After my year of Phage research, I had the opportunity to go to Washington, D.C., and present my research with my mentor at a conference. Through this experience, I learned how to put together a research poster, and how to clearly communicate my research to others. I spoke with other students and faculty from all over the country. I also was able to present this research at the Celebration of Undergraduate Research at Hope College in the spring, where I learned how to present to community members who had no knowledge regarding my topic of interest. From both of these experiences, I learned how to clearly communicate my research to people who had limited understanding of science to those who are very specialized in my topic. This is important because communication skills are essential in every aspect of life, and these are two examples of how research at Hope has caused me to develop great communication.

Near the end of my year of Phage research, I contacted a professor at Hope who was looking for another student in her research lab. I was very interested, as I was learning the many benefits of research, and I really enjoy the process of researching. Everything worked out, and I started researching for her at the beginning of my second year. When I began researching for her, another student and I were assigned a new project. I was super excited to get a new project different from what the other students in her lab were working on. Little did I know the first step to this project was to purify the particular protein, and the protein has been very tricky to work with. We have tried a few different methods, all with little to no success. It is very common to fail during research, which is ultimately the way you learn what is going well and what isn’t in order to make the project better and to continue getting closer to success. In life, it is really important to be able to handle failure well, because it will happen to everybody. Will you become defeated and quit the task at hand, or pick yourself up and try again? The latter is the harder choice, but the better option, and the process of research will teach you that. Determination and perseverance are necessary characteristics to being successful in the research lab, and those skills are applicable to anything in life as well.
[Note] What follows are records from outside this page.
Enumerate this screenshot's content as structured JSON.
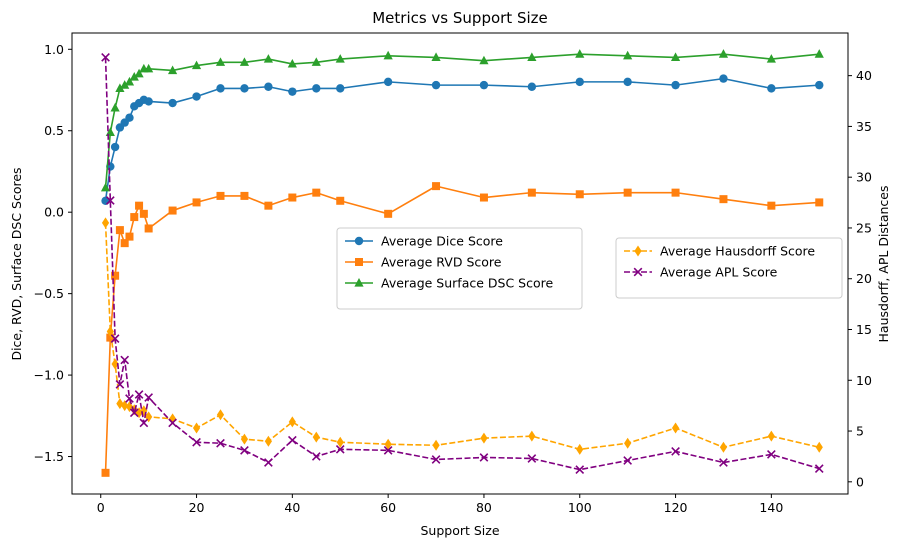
{
  "chart_data": {
    "type": "line",
    "title": "Metrics vs Support Size",
    "xlabel": "Support Size",
    "ylabel_left": "Dice, RVD, Surface DSC Scores",
    "ylabel_right": "Hausdorff, APL Distances",
    "xlim": [
      -6,
      156
    ],
    "ylim_left": [
      -1.73,
      1.1
    ],
    "ylim_right": [
      -1.2,
      44.2
    ],
    "x_ticks": [
      0,
      20,
      40,
      60,
      80,
      100,
      120,
      140
    ],
    "y_left_ticks": [
      -1.5,
      -1.0,
      -0.5,
      0.0,
      0.5,
      1.0
    ],
    "y_right_ticks": [
      0,
      5,
      10,
      15,
      20,
      25,
      30,
      35,
      40
    ],
    "x": [
      1,
      2,
      3,
      4,
      5,
      6,
      7,
      8,
      9,
      10,
      15,
      20,
      25,
      30,
      35,
      40,
      45,
      50,
      60,
      70,
      80,
      90,
      100,
      110,
      120,
      130,
      140,
      150
    ],
    "legend_left": "center",
    "legend_right": "center-right",
    "grid": false,
    "series": [
      {
        "name": "Average Dice Score",
        "axis": "left",
        "color": "#1f77b4",
        "marker": "circle",
        "dashed": false,
        "values": [
          0.07,
          0.28,
          0.4,
          0.52,
          0.55,
          0.58,
          0.65,
          0.67,
          0.69,
          0.68,
          0.67,
          0.71,
          0.76,
          0.76,
          0.77,
          0.74,
          0.76,
          0.76,
          0.8,
          0.78,
          0.78,
          0.77,
          0.8,
          0.8,
          0.78,
          0.82,
          0.76,
          0.78
        ]
      },
      {
        "name": "Average RVD Score",
        "axis": "left",
        "color": "#ff7f0e",
        "marker": "square",
        "dashed": false,
        "values": [
          -1.6,
          -0.77,
          -0.39,
          -0.11,
          -0.19,
          -0.15,
          -0.03,
          0.04,
          -0.01,
          -0.1,
          0.01,
          0.06,
          0.1,
          0.1,
          0.04,
          0.09,
          0.12,
          0.07,
          -0.01,
          0.16,
          0.09,
          0.12,
          0.11,
          0.12,
          0.12,
          0.08,
          0.04,
          0.06
        ]
      },
      {
        "name": "Average Surface DSC Score",
        "axis": "left",
        "color": "#2ca02c",
        "marker": "triangle",
        "dashed": false,
        "values": [
          0.15,
          0.49,
          0.64,
          0.76,
          0.78,
          0.8,
          0.83,
          0.85,
          0.88,
          0.88,
          0.87,
          0.9,
          0.92,
          0.92,
          0.94,
          0.91,
          0.92,
          0.94,
          0.96,
          0.95,
          0.93,
          0.95,
          0.97,
          0.96,
          0.95,
          0.97,
          0.94,
          0.97
        ]
      },
      {
        "name": "Average Hausdorff Score",
        "axis": "right",
        "color": "#ffa500",
        "marker": "diamond",
        "dashed": true,
        "values": [
          25.5,
          14.8,
          11.6,
          7.7,
          7.5,
          7.4,
          7.1,
          6.8,
          7.0,
          6.4,
          6.2,
          5.3,
          6.6,
          4.2,
          4.0,
          5.9,
          4.4,
          3.9,
          3.7,
          3.6,
          4.3,
          4.5,
          3.2,
          3.8,
          5.3,
          3.4,
          4.5,
          3.4
        ]
      },
      {
        "name": "Average APL Score",
        "axis": "right",
        "color": "#800080",
        "marker": "x",
        "dashed": true,
        "values": [
          41.8,
          27.7,
          14.1,
          9.6,
          12.0,
          8.2,
          6.8,
          8.6,
          5.8,
          8.3,
          5.8,
          3.9,
          3.8,
          3.1,
          1.9,
          4.1,
          2.5,
          3.2,
          3.1,
          2.2,
          2.4,
          2.3,
          1.2,
          2.1,
          3.0,
          1.9,
          2.7,
          1.3
        ]
      }
    ]
  }
}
Getting involved in research was one of the best decisions I have made thus far at Hope College. Through this process I have learned how to effectively communicate with a variety of people, persevere through failure in the lab, critical think and problem-solve, and work independently, but still collaborate with my mentor and other students in my lab. I would highly recommend getting involved in research at Hope College, especially since we are top in the nation for undergraduate research. Hope gives undergraduate students great opportunities to research, whereas many undergraduate students at other institutions do not receive these opportunities, another benefit of Hope College.